CORSICANA – There is no speed limit sign posted anywhere in Corsicana’s Tiger Gym.
No matter – Connally would have ignored it anyway.
The Cadets used a steady supply of high-velocity drives to the basket to race past Athens, 88-70, in the Region III-4A boys’ basketball quarterfinals on Tuesday night. Connally (26-12) moves on to face seventh-ranked Houston Yates in the regional semifinals at 6:15 p.m. Friday at Sam Houston State’s Johnson Coliseum in Huntsville.
Connally’s longtime district rival La Vega will join the Cadets in Huntsville, as the Pirates will meet No. 1-ranked Silsbee in the other semifinal.
The Cadets’ relentless attitude in taking it to the bucket was personified in junior point guard Trajan Snell. One of the better passers in Central Texas if not the state, Snell turned the game into a personal layup drill, as he frequently called his own number on forays to the basket and finished with a game-high 33 points.
“That’s the key, finishing,” said Connally coach Quinton Snell, Trajan’s father. “Just like we told all of them, including him, when you drive, you’re driving to score, you’re not driving to dish. He was doing that earlier in the year, but he’s driving to score now. We’ve got some other guys doing the same thing as well.”
The teams aggressively went after one another throughout, producing fast and furious action from the start. Both teams looked to push the tempo at every juncture, turning the game into a basketball version of the Daytona 500. When Athens guard Javiry Bowman squirted loose for a breakaway layup at the first-quarter buzzer following a Connally turnover, the Cadets held a slim 19-17 lead.
But in the second quarter, Connally began to gain some separation thanks in part to its scrambling hustle defensively. At one point, Korie Black charged to the hoop for a runner in traffic, then immediately poked away the inbounds pass and scored another layup, giving the Cadets a 32-23 advantage.
Trajan Snell said the Cadets knew that the Hornets would try to turn the game into a track meet, so they had to be ready for that.
“Kind of just creating, in the moment,” the guard said. “We knew that they would try to give up layups so that they could get back on offense real fast.

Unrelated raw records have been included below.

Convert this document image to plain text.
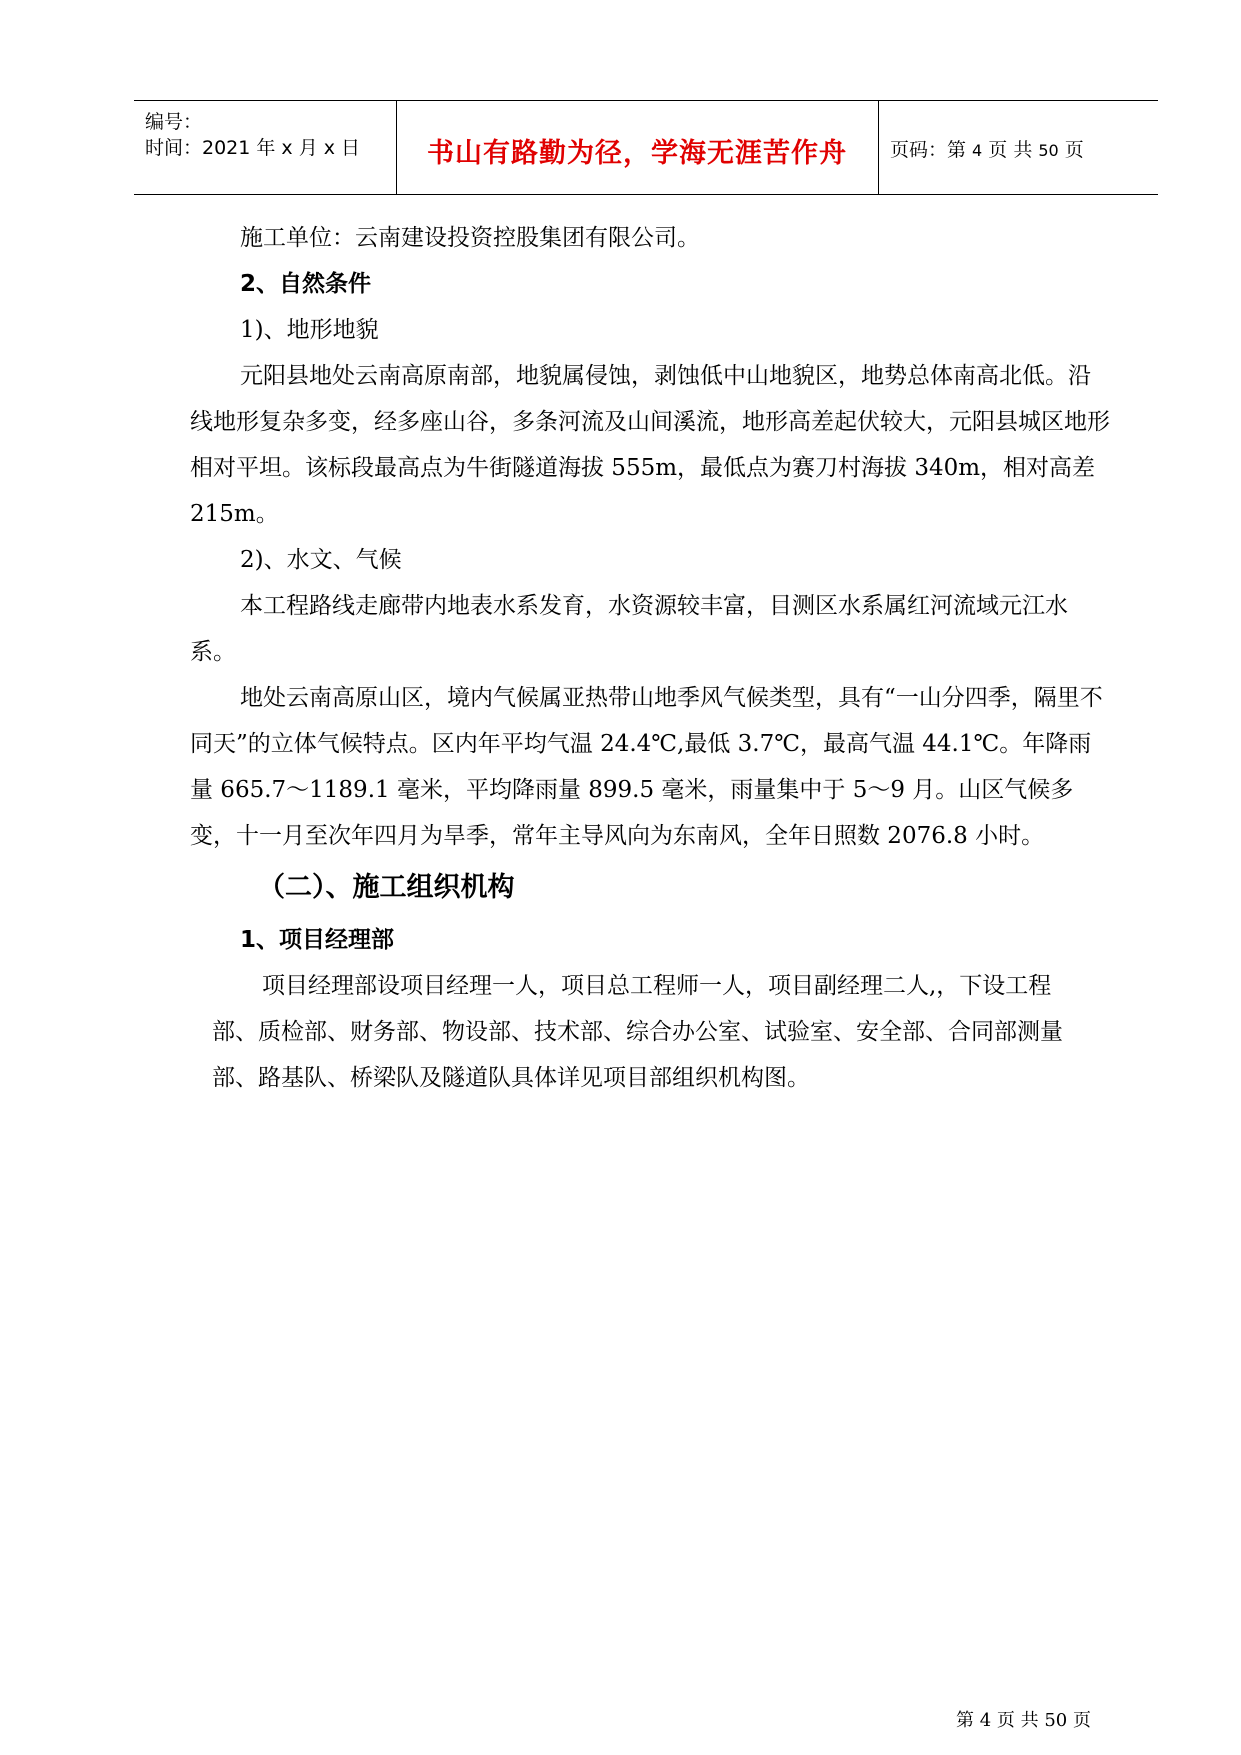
编号：
时间：2021 年 x 月 x 日	书山有路勤为径，学海无涯苦作舟	页码：第 4 页 共 50 页

施工单位：云南建设投资控股集团有限公司。

2、自然条件

1)、地形地貌

元阳县地处云南高原南部，地貌属侵蚀，剥蚀低中山地貌区，地势总体南高北低。沿线地形复杂多变，经多座山谷，多条河流及山间溪流，地形高差起伏较大，元阳县城区地形相对平坦。该标段最高点为牛街隧道海拔 555m，最低点为赛刀村海拔 340m，相对高差 215m。

2)、水文、气候

本工程路线走廊带内地表水系发育，水资源较丰富，目测区水系属红河流域元江水系。

地处云南高原山区，境内气候属亚热带山地季风气候类型，具有“一山分四季，隔里不同天”的立体气候特点。区内年平均气温 24.4℃,最低 3.7℃，最高气温 44.1℃。年降雨量 665.7～1189.1 毫米，平均降雨量 899.5 毫米，雨量集中于 5～9 月。山区气候多变，十一月至次年四月为旱季，常年主导风向为东南风，全年日照数 2076.8 小时。

（二）、施工组织机构

1、项目经理部

项目经理部设项目经理一人，项目总工程师一人，项目副经理二人,，下设工程部、质检部、财务部、物设部、技术部、综合办公室、试验室、安全部、合同部测量部、路基队、桥梁队及隧道队具体详见项目部组织机构图。

第 4 页 共 50 页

So we just kept attacking and attacking, and we got back on defense. It just all worked out for us.”
Equipped with better than 20-20 court vision, Snell has a knack for finding teammates for open 3-pointers or for driving layups after a sharp cut. But on this night he went hard to the cup and fed his own scoring appetite, including delivering a smooth crossover and scoop late in the second quarter that gave the Cadets a 41-29 lead at the break.

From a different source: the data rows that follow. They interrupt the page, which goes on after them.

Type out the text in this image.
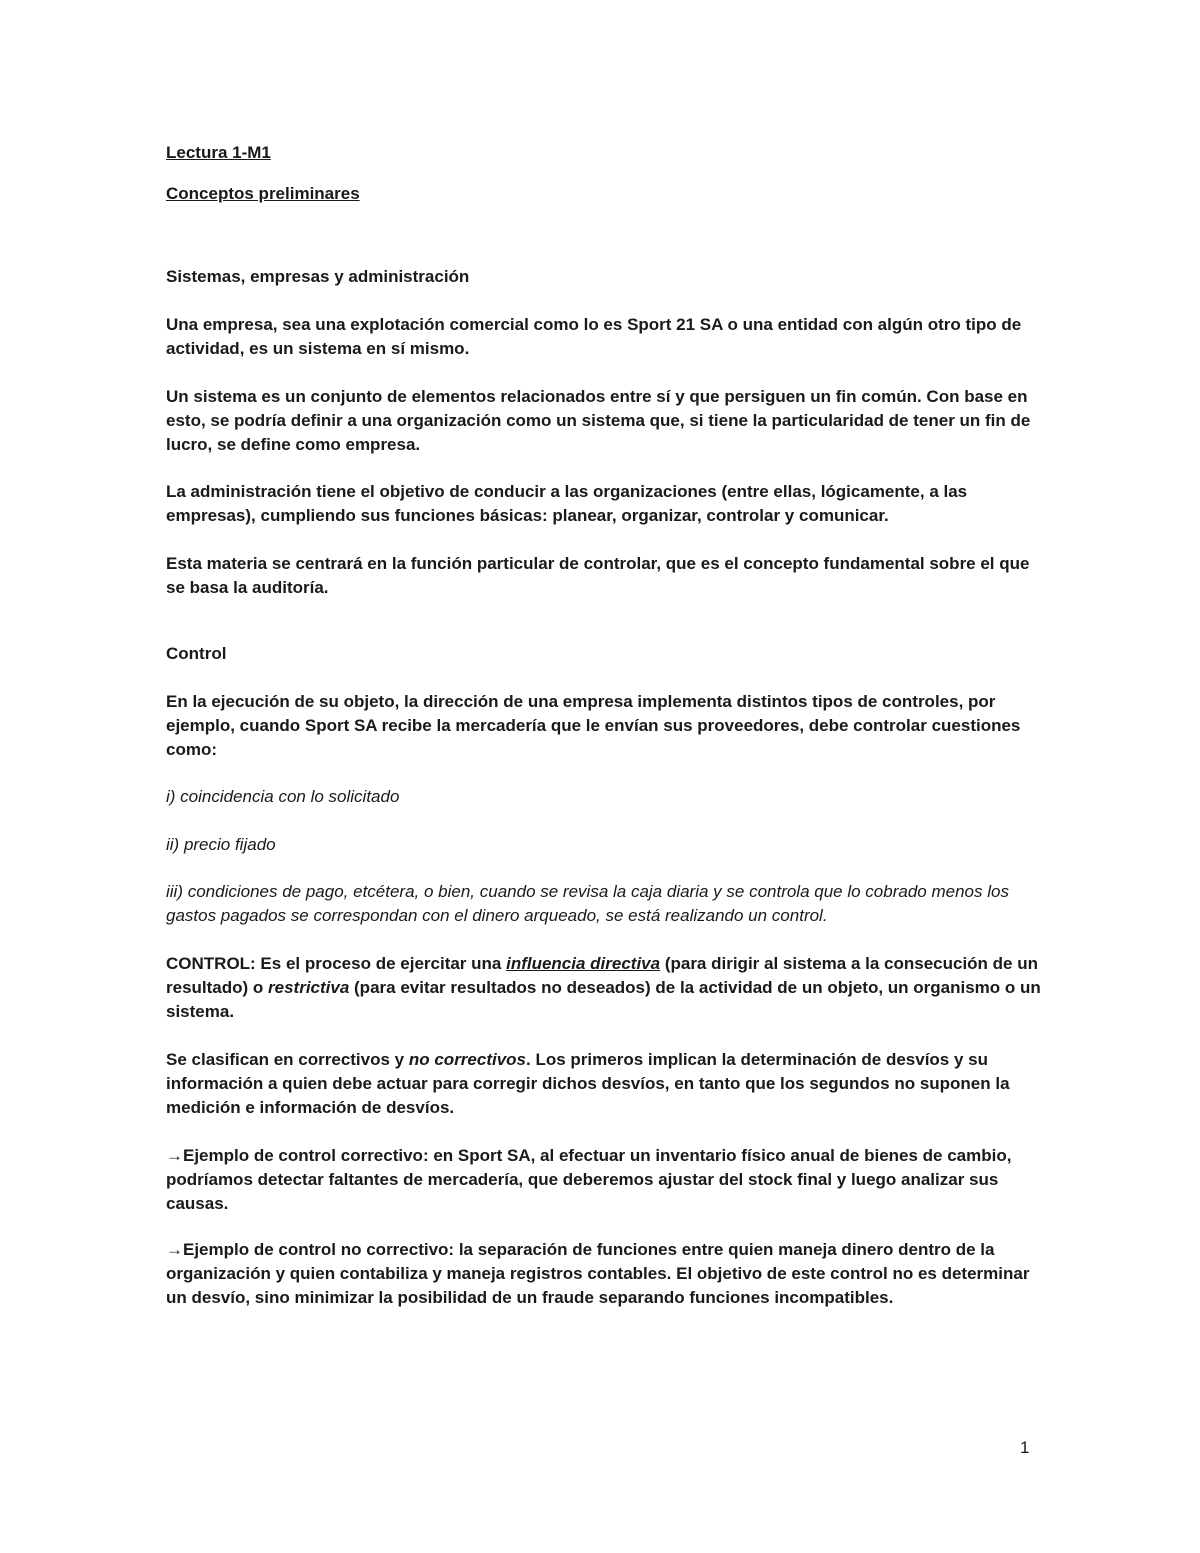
Lectura 1-M1

Conceptos preliminares

Sistemas, empresas y administración

Una empresa, sea una explotación comercial como lo es Sport 21 SA o una entidad con algún otro tipo de actividad, es un sistema en sí mismo.

Un sistema es un conjunto de elementos relacionados entre sí y que persiguen un fin común. Con base en esto, se podría definir a una organización como un sistema que, si tiene la particularidad de tener un fin de lucro, se define como empresa.

La administración tiene el objetivo de conducir a las organizaciones (entre ellas, lógicamente, a las empresas), cumpliendo sus funciones básicas: planear, organizar, controlar y comunicar.

Esta materia se centrará en la función particular de controlar, que es el concepto fundamental sobre el que se basa la auditoría.

Control

En la ejecución de su objeto, la dirección de una empresa implementa distintos tipos de controles, por ejemplo, cuando Sport SA recibe la mercadería que le envían sus proveedores, debe controlar cuestiones como:

i) coincidencia con lo solicitado

ii) precio fijado

iii) condiciones de pago, etcétera, o bien, cuando se revisa la caja diaria y se controla que lo cobrado menos los gastos pagados se correspondan con el dinero arqueado, se está realizando un control.

CONTROL: Es el proceso de ejercitar una influencia directiva (para dirigir al sistema a la consecución de un resultado) o restrictiva (para evitar resultados no deseados) de la actividad de un objeto, un organismo o un sistema.

Se clasifican en correctivos y no correctivos. Los primeros implican la determinación de desvíos y su información a quien debe actuar para corregir dichos desvíos, en tanto que los segundos no suponen la medición e información de desvíos.

→Ejemplo de control correctivo: en Sport SA, al efectuar un inventario físico anual de bienes de cambio, podríamos detectar faltantes de mercadería, que deberemos ajustar del stock final y luego analizar sus causas.

→Ejemplo de control no correctivo: la separación de funciones entre quien maneja dinero dentro de la organización y quien contabiliza y maneja registros contables. El objetivo de este control no es determinar un desvío, sino minimizar la posibilidad de un fraude separando funciones incompatibles.

1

“If it there’s, just go get it,” Trajan Snell said. “If it’s not, then we can kick it out. A layup is a higher percentage shot than the 3, so if it’s there we’re going to take it.”
Athens, led by its junior forward Gary Lyons (25 points), never stopped scrapping. The Hornets twice cut Connally’s lead to single digits in the third quarter.

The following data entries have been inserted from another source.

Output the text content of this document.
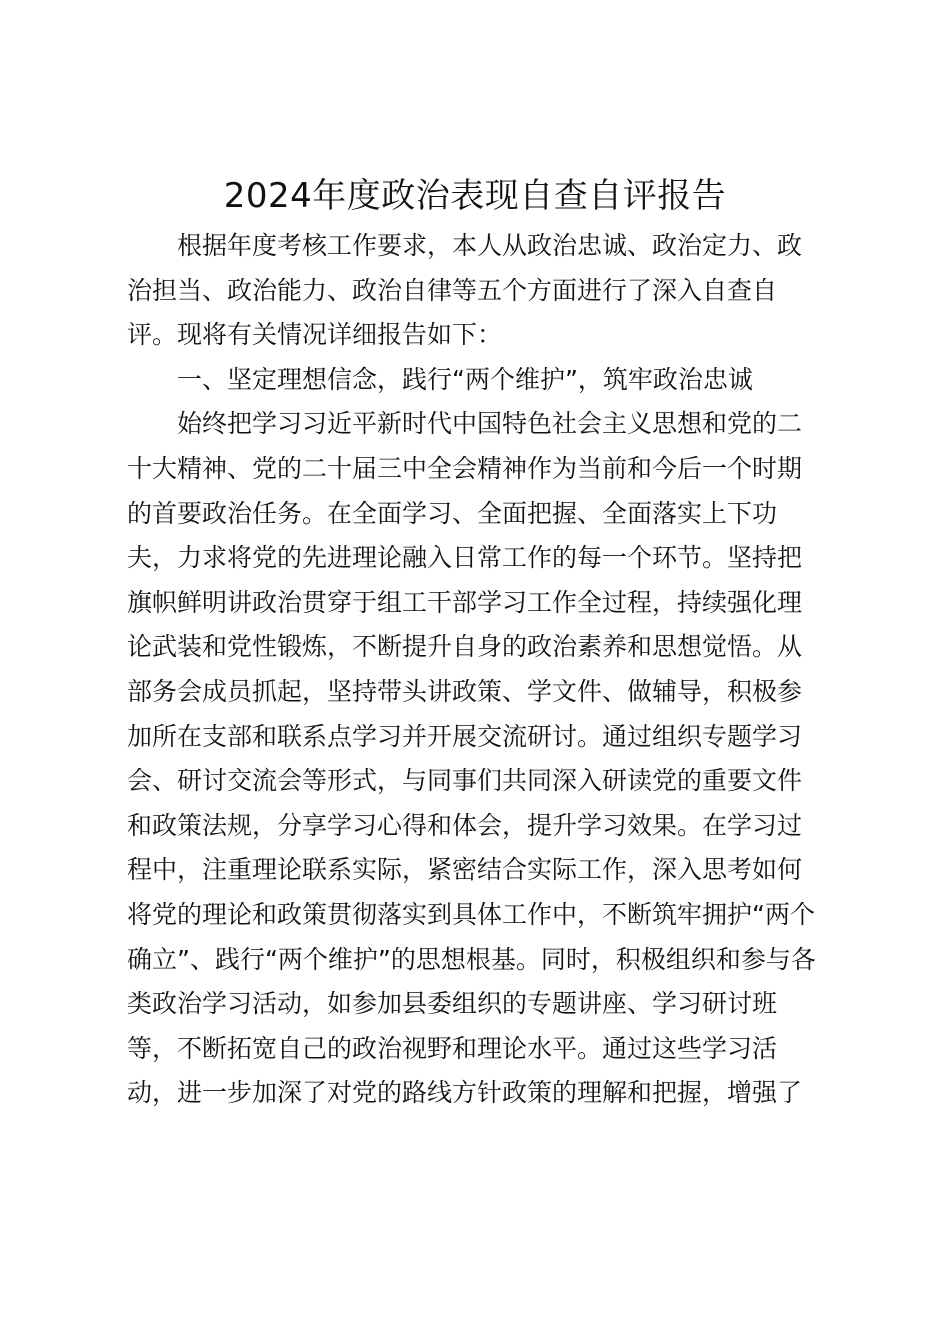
2024年度政治表现自查自评报告
　　根据年度考核工作要求，本人从政治忠诚、政治定力、政
治担当、政治能力、政治自律等五个方面进行了深入自查自
评。现将有关情况详细报告如下：
　　一、坚定理想信念，践行“两个维护”，筑牢政治忠诚
　　始终把学习习近平新时代中国特色社会主义思想和党的二
十大精神、党的二十届三中全会精神作为当前和今后一个时期
的首要政治任务。在全面学习、全面把握、全面落实上下功
夫，力求将党的先进理论融入日常工作的每一个环节。坚持把
旗帜鲜明讲政治贯穿于组工干部学习工作全过程，持续强化理
论武装和党性锻炼，不断提升自身的政治素养和思想觉悟。从
部务会成员抓起，坚持带头讲政策、学文件、做辅导，积极参
加所在支部和联系点学习并开展交流研讨。通过组织专题学习
会、研讨交流会等形式，与同事们共同深入研读党的重要文件
和政策法规，分享学习心得和体会，提升学习效果。在学习过
程中，注重理论联系实际，紧密结合实际工作，深入思考如何
将党的理论和政策贯彻落实到具体工作中，不断筑牢拥护“两个
确立”、践行“两个维护”的思想根基。同时，积极组织和参与各
类政治学习活动，如参加县委组织的专题讲座、学习研讨班
等，不断拓宽自己的政治视野和理论水平。通过这些学习活
动，进一步加深了对党的路线方针政策的理解和把握，增强了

And yet the Cadets weathered the storm, including an outbreak of chippiness at the end of the third quarter following a in-air collision between the Cadets’ Sidney Hadden and Athens’ Chris Taylor, who were both leaping for an inbounds pass. Athens was hit with two technical fouls and Connally with one after arguing with the officials, and Taylor was slow to get up and had to be helped from the court. The junior guard did return later in the fourth quarter.
Connally played a savvy game, and didn’t let the Hornets get in their heads. The Cadets were dynamic offensively, scoring on a variety of runners and floaters and backdoor cuts in addition to the occasional kickout trey from Hadden.
Mostly, they were unselfish, and Athens couldn’t keep up, as the Hornets never got any closer than 11 points in the fourth quarter, despite booming away from 3-point land. Connally closed the game on a 7-0 run.
“I think it’s always good that can pass and share the basketball,” Quinton Snell said. “Speaking of Tray, that’s kind of what he does, and it kind of filters down to everyone else. Other than that, I think that’s the way you’re supposed to play. You have to share the ball. If there’s a guy open for a really good shot, you need to get it to him. It doesn’t matter who you are.”
Despite Trajan Snell’s huge scoring night, three other Cadets joined him in double figures, as Maalik Cooper scored 14 points while Black and Hadden swished in 10 apiece. Je’juan Forward finished a point shy of double-digits, with nine.
Junior guard Miles Koehler made some strong flourishes to the hoop and finished with 17 points for Athens, and Bowman added 15.
Following the final horn, the Cadets tossed the ball high into the air, and met one another in a clapping, hollering huddle. For Connally, it’s on to Huntsville and the challenges of the regional tournament.
Quinton Snell has been there before, in past seasons, and he’s looking forward to a return engagement.
“Anytime you can make it to the fourth round and make it to Huntsville in this region, I think it’s really exciting and a really good thing for our kids,” he said.